Pretende-se neste artigo discorrer sobre a obra Vigiar e Punir, apresentando as
práticas do poder penal ao longo do tempo, cujas modalidades passam do
suplício físico individual à dominação legal e permanente da sociedade.
Evidenciar-se-á a mitigação da pena através do uso da disciplina como forma
de controle social. Procurar-se-á estabelecer relações entre a obra e as
perspectivas abordadas por Emile Durkheim, Karl Marx e Max Weber, com
vistas a estabelecer a legitimação do poder do Estado na sociedade. 
PALAVRAS-CHAVE: Disciplina. Controle Social. Estado.
O objetivo deste artigo é explorar a obra Vigiar e Punir de Michel
Foucault e, através da mesma, analisar as práticas de punição e vigilância
adotadas pelo poder estatal, dando ênfase à disciplina como instrumento de
controle social legítimo. 
Para embasamento, serão utilizadas as perspectivas dos sociólogos
Emile Durkheim, Karl Marx e Max Weber. 
Embora clássicos da Sociologia, os teóricos mencionados e seus
temas encontram parâmetro na atualidade servindo de base para analisar o
exercício do poder penal ao longo da História.

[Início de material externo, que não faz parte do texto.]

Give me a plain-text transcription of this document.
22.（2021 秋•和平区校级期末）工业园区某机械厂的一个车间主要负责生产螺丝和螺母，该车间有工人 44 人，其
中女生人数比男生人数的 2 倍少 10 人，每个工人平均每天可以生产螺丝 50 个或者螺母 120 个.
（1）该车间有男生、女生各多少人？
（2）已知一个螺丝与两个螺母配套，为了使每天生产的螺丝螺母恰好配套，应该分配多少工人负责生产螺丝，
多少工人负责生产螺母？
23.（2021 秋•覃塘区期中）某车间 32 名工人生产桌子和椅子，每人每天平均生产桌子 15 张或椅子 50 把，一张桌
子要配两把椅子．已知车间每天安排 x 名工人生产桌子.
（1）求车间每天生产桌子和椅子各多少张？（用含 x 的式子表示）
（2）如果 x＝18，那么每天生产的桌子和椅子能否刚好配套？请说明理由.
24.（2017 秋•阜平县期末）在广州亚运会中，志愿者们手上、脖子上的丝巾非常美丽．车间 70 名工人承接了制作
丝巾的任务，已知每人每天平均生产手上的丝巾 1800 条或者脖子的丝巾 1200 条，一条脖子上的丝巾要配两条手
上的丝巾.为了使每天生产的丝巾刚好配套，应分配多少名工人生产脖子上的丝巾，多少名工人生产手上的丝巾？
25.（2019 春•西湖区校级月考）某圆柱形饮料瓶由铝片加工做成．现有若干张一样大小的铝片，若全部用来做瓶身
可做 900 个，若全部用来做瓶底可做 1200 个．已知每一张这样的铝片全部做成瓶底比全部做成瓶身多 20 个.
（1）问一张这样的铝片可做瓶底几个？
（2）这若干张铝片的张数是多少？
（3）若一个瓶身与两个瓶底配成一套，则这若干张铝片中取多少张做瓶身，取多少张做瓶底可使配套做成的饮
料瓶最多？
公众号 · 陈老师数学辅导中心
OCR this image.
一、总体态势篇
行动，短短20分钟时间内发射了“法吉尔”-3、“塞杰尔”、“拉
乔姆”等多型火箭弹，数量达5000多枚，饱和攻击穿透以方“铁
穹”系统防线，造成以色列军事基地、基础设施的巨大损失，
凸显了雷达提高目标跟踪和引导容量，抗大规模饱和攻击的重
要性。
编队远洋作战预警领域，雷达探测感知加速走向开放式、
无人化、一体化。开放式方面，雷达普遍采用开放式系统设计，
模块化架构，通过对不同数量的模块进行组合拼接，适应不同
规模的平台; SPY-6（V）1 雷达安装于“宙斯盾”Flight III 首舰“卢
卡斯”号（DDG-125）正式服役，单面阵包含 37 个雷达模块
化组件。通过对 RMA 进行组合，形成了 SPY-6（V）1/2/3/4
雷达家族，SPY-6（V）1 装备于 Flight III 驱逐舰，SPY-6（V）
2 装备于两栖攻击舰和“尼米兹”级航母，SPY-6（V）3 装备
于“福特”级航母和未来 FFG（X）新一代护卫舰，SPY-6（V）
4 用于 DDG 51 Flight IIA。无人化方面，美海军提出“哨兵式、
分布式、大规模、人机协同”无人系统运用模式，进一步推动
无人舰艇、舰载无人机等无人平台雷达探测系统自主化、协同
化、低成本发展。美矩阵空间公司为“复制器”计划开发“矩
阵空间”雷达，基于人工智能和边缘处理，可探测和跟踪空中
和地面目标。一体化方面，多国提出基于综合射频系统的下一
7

DO SUPLÍCIO À MITIGAÇÃO DAS PENAS
Em sua obra vigiar e Punir, Michel Foucault, mostra um movimento
histórico no sentido de eliminar penas cruéis em consonância aos princípios da
dignidade da pessoa humana, embora os fatos narrados demostrem que nem
sempre se pensou assim ou, ainda, que as mudanças tiveram cunho
meramente humanitário. 
Ao longo dos seus quatro capítulos a obra retrata o nascimento e a
evolução da prisão, ou, melhor dizendo, do poder penal e seus instrumentos de
punição, coerção e controle social.
A evolução do direito penal é apresentada por Foucault como uma
passagem - da punição do corpo para a punição da “alma” do condenado.
Sobre a obra, o próprio autor dirá que: 
Objetivo deste livro: uma história correlativa da alma moderna e de
um novo poder de julgar; uma genealogia do atual complexo
científico-judiciário onde o poder de punir se apoia, recebe suas
justificações e suas regras, estende seus efeitos e mascara sua
exorbitante singularidade (FOUCAULT, 2014, p. 26).
Percebemos que a primeira parte inicia de uma maneira macabra:
retrata com detalhes a punição do parricida Damiens, que sofre todo tipo de
suplício corporal até a morte. 
Além de sofrer os castigos mais cruéis e desumanos, o condenado
era exposto a execração pública; logo a pena física transcendia para a
sociedade que participava de maneira ativa do “espetáculo”.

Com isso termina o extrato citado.